La tâche n’est pas mince. La Somalie n’est pas capable d’accueillir tous les prisonniers. Selon le site bruxelles2.eu, spécialisé dans la politique de l’Union européenne en matière de défense, les deux provinces du Puntland et du Somaliland ont condamné, en 2009, plus de 180 pirates. Mais elles peuvent difficilement faire plus.

Les États occidentaux s’occupent parfois de ceux qu’ils ont arraisonnés en mer, mais cela reste rare. Quant aux voisins de la Somalie, ils rechignent à les juger et avancent de bonnes raisons : pas assez de place dans les prisons, une justice engorgée, le risque de voir ces hommes se retrouver en liberté sur leur territoire…
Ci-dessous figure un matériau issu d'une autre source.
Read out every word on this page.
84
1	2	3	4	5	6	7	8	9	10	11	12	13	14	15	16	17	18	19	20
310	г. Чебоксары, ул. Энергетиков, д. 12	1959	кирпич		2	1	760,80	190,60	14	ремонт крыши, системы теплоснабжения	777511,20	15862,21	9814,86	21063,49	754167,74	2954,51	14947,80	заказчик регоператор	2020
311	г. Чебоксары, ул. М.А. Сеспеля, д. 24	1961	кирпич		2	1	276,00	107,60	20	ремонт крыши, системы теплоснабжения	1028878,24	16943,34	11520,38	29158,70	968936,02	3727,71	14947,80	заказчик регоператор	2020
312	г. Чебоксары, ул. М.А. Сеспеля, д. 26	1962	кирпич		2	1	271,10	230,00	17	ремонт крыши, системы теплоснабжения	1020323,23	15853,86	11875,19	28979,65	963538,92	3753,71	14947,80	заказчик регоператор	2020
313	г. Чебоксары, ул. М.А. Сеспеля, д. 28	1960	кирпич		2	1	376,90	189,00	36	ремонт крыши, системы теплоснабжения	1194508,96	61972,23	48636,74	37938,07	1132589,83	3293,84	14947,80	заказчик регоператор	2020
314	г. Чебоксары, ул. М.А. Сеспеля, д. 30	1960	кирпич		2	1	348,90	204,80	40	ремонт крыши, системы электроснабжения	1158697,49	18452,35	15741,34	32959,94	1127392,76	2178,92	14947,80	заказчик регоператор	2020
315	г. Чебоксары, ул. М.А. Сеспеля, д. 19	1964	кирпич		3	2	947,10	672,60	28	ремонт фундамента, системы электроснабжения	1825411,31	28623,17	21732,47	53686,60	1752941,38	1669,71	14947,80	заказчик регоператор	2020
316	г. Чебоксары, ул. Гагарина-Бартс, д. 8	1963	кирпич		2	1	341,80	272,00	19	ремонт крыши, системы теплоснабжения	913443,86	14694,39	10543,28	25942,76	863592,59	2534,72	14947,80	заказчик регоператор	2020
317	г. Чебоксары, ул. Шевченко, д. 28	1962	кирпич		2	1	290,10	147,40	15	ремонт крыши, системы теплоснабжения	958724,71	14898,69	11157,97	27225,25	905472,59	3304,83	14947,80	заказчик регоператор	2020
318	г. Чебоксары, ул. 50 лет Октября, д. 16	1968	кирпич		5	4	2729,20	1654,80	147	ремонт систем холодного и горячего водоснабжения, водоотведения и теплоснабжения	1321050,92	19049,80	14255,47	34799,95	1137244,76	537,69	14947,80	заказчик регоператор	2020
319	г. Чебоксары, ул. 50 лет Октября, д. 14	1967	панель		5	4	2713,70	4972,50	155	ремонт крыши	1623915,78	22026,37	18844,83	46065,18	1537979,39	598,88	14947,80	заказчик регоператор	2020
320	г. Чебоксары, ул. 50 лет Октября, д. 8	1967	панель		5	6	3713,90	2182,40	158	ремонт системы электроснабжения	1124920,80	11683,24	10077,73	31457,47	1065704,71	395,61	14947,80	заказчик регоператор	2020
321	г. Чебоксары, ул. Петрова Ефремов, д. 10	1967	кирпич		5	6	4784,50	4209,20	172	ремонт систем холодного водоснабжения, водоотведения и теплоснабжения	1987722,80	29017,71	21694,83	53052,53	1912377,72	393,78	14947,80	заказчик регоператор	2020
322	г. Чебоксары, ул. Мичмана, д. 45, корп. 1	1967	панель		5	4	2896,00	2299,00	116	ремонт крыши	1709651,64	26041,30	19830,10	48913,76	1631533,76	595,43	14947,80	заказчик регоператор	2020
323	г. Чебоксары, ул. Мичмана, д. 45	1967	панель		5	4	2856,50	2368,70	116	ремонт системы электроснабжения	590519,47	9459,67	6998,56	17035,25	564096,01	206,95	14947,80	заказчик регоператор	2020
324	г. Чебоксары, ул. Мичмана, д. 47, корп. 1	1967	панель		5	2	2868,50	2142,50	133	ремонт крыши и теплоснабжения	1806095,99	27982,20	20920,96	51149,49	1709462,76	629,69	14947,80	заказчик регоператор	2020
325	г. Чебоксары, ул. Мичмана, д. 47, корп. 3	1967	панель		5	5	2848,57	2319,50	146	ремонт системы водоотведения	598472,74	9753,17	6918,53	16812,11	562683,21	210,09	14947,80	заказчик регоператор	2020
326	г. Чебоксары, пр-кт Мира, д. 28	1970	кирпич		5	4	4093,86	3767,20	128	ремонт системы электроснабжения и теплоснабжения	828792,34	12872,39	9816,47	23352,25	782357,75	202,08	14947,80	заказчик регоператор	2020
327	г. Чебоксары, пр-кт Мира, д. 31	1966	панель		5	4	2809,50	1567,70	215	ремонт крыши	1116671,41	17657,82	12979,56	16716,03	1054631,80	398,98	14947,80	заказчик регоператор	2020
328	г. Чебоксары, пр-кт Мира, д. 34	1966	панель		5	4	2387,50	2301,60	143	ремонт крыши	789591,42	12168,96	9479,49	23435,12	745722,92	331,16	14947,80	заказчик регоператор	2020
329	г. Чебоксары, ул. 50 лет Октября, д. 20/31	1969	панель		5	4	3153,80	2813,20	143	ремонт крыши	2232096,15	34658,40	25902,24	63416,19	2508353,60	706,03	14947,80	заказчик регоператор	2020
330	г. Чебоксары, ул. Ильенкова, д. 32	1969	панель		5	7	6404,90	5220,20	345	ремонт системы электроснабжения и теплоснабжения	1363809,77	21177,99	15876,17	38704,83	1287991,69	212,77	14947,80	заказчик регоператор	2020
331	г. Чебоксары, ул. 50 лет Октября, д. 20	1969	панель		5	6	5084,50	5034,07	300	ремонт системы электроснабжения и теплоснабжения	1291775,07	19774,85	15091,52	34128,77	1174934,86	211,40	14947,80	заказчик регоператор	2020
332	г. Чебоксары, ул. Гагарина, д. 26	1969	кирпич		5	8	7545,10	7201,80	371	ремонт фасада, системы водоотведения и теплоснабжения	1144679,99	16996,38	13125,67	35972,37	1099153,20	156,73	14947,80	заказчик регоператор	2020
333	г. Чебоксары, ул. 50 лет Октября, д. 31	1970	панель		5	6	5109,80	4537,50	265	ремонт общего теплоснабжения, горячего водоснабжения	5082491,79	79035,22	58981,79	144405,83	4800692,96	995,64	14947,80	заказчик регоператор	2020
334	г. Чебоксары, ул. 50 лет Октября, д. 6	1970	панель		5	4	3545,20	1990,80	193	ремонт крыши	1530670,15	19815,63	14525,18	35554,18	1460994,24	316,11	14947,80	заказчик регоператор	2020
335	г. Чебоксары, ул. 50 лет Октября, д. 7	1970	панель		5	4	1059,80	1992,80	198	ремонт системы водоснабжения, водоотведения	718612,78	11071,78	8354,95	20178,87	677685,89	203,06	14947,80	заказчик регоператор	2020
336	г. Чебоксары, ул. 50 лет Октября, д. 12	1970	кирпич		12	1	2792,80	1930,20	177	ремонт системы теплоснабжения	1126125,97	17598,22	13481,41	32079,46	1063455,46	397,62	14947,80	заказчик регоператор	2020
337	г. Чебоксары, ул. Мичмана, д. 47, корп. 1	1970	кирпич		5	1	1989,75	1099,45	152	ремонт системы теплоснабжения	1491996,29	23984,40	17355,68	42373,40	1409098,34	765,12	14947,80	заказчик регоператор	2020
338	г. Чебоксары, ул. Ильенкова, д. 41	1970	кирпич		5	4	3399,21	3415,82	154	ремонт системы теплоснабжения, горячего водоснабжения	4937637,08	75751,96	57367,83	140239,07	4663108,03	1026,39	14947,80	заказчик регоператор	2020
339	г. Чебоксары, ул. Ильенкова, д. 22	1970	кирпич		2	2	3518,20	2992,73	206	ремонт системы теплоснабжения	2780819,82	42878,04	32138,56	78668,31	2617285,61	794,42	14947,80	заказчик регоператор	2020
Pour l’heure, seuls le Kenya et les Seychelles ont accepté d’« accueillir » des pirates. Le Kenya, où l’engagement de l’UNODC (l’agence des Nations unies chargée de la lutte contre la drogue et le crime) est le plus fort, en détient aujourd’hui 123. Un tribunal spécial a été inauguré en juin, à Mombasa, et doit les juger dans les dix-huit mois. Mais les autorités kényanes ont menacé de ne plus accepter de nouveaux pirates si les 2,3 millions de dollars promis par l’ONU n’étaient pas versés.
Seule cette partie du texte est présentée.